Quando Tosi ha avanzato l’ipotesi di fare a meno di Bossi se le accuse contro di lui risultassero fondate, Leoni ha alzato la cornetta per raccomandare a Maroni «di ricordare al sindaco di rileggersi lo Statuto perchè i fondatori della Lega sono divinità, come i santi per la Chiesa: non si possono toccare. Quindi si dia una regolata». «Ma Maroni mi ha garantito che lo aveva già chiamato – racconta Leoni – e che era tutto a posto, che gli ha detto di smetterla».

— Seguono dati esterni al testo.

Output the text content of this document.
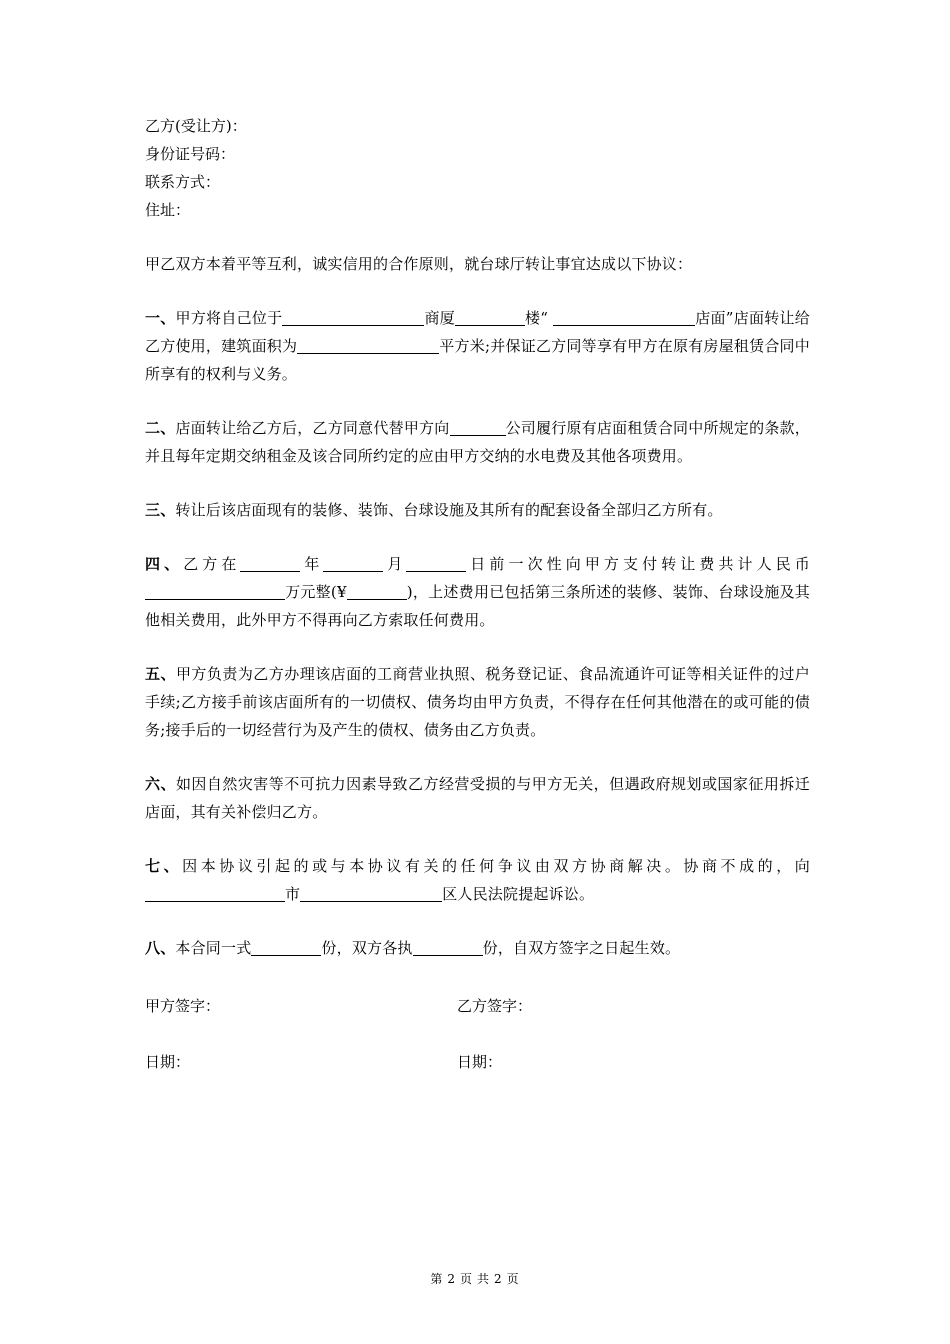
乙方(受让方)：
身份证号码：
联系方式：
住址：

甲乙双方本着平等互利，诚实信用的合作原则，就台球厅转让事宜达成以下协议：

一、甲方将自己位于	商厦	楼“	店面”店面转让给乙方使用，建筑面积为	平方米;并保证乙方同等享有甲方在原有房屋租赁合同中所享有的权利与义务。

二、店面转让给乙方后，乙方同意代替甲方向	公司履行原有店面租赁合同中所规定的条款，并且每年定期交纳租金及该合同所约定的应由甲方交纳的水电费及其他各项费用。

三、转让后该店面现有的装修、装饰、台球设施及其所有的配套设备全部归乙方所有。

四、乙方在	年	月	日前一次性向甲方支付转让费共计人民币万元整(¥	)，上述费用已包括第三条所述的装修、装饰、台球设施及其他相关费用，此外甲方不得再向乙方索取任何费用。

五、甲方负责为乙方办理该店面的工商营业执照、税务登记证、食品流通许可证等相关证件的过户手续;乙方接手前该店面所有的一切债权、债务均由甲方负责，不得存在任何其他潜在的或可能的债务;接手后的一切经营行为及产生的债权、债务由乙方负责。

六、如因自然灾害等不可抗力因素导致乙方经营受损的与甲方无关，但遇政府规划或国家征用拆迁店面，其有关补偿归乙方。

七、因本协议引起的或与本协议有关的任何争议由双方协商解决。协商不成的，向市	区人民法院提起诉讼。

八、本合同一式	份，双方各执	份，自双方签字之日起生效。

甲方签字：	乙方签字：
日期：	日期：
第 2 页 共 2 页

Ora, per il senatore del Carroccio, la priorità è ricostruire l’unità. Con l’ex ministro dell’Interno «stiamo cercando la quadra – assicura – poi potrà esserci la corrente di Maroni e quella di Bossi; potremo discutere, pensarla in modo diverso e confrontarci ma non dobbiamo dividerci: sarebbe un errore. Rimarremo uniti, riusciremo per forza». Del resto «è quello che chiede Bossi. Quindi – secondo Leoni – non ci sono molte altre strade da percorrere. A meno che non decidano di dare vita a qualche scissione o cose strane, ma non conviene a nessuno».

STEFANI TRASFERISCE DUE MILIONI ALLE SEGRETERIE NAZIONALI PER IL TERRITORIO

«Come stabilito nell’ultima riunione del Consiglio Federale questo pomeriggio il Segretario Amministrativo della Lega Nord, on.Stefano Stefani, ha provveduto a trasferire due milioni di euro alle Segreterie Nazionali che avranno il compito, a loro volta, di distribuirli alle strutture territoriali del Movimento». È quanto si legge in una nota del coordinamento delle segreterie nazionali.

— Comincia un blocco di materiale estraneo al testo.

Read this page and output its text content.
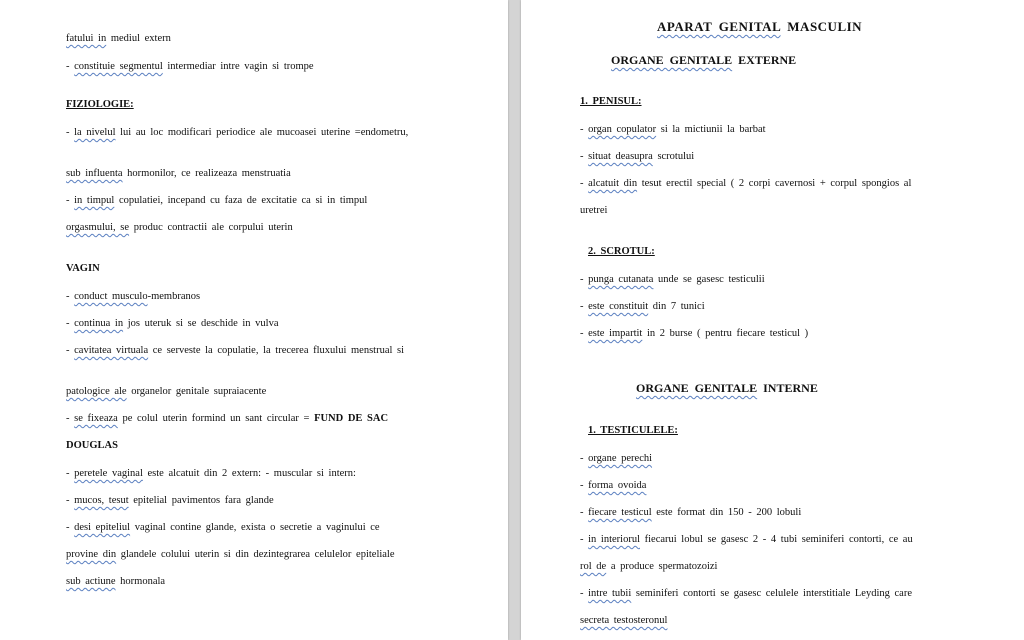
fatului in mediul extern
- constituie segmentul intermediar intre vagin si trompe
FIZIOLOGIE:
- la nivelul lui au loc modificari periodice ale mucoasei uterine =endometru,
sub influenta hormonilor, ce realizeaza menstruatia
- in timpul copulatiei, incepand cu faza de excitatie ca si in timpul
orgasmului, se produc contractii ale corpului uterin
VAGIN
- conduct musculo-membranos
- continua in jos uteruk si se deschide in vulva
- cavitatea virtuala ce serveste la copulatie, la trecerea fluxului menstrual si
patologice ale organelor genitale supraiacente
- se fixeaza pe colul uterin formind un sant circular = FUND DE SAC
DOUGLAS
- peretele vaginal este alcatuit din 2 extern: - muscular si intern:
- mucos, tesut epitelial pavimentos fara glande
- desi epiteliul vaginal contine glande, exista o secretie a vaginului ce
provine din glandele colului uterin si din dezintegrarea celulelor epiteliale
sub actiune hormonala
APARAT GENITAL MASCULIN
ORGANE GENITALE EXTERNE
1. PENISUL:
- organ copulator si la mictiunii la barbat
- situat deasupra scrotului
- alcatuit din tesut erectil special ( 2 corpi cavernosi + corpul spongios al
uretrei
2. SCROTUL:
- punga cutanata unde se gasesc testiculii
- este constituit din 7 tunici
- este impartit in 2 burse ( pentru fiecare testicul )
ORGANE GENITALE INTERNE
1. TESTICULELE:
- organe perechi
- forma ovoida
- fiecare testicul este format din 150 - 200 lobuli
- in interiorul fiecarui lobul se gasesc 2 - 4 tubi seminiferi contorti, ce au
rol de a produce spermatozoizi
- intre tubii seminiferi contorti se gasesc celulele interstitiale Leyding care
secreta testosteronul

MARONI: PROPOSTA DI RIFORMA DEL PDL? IL TEMPO E’ SCADUTO

Roberto Maroni, su Facebook, boccia la riforma presidenzialista: «La Lega è sempre stata pronta a discutere di riforme, ma ogni caso per noi è indispensabile che assieme al resto ci siano anche: il Senato federale e il dimezzamento dei parlamentari. Purtroppo nessuna delle due è nei progetti sin qui presentati, quindi (per quanto ci riguarda) riteniamo ormai scaduto in questa legislatura il tempo per la Grande Riforma Costituzionale. Puntiamo sulla riduzione del numero dei parlamentari, sarebbe già una ottima cosa».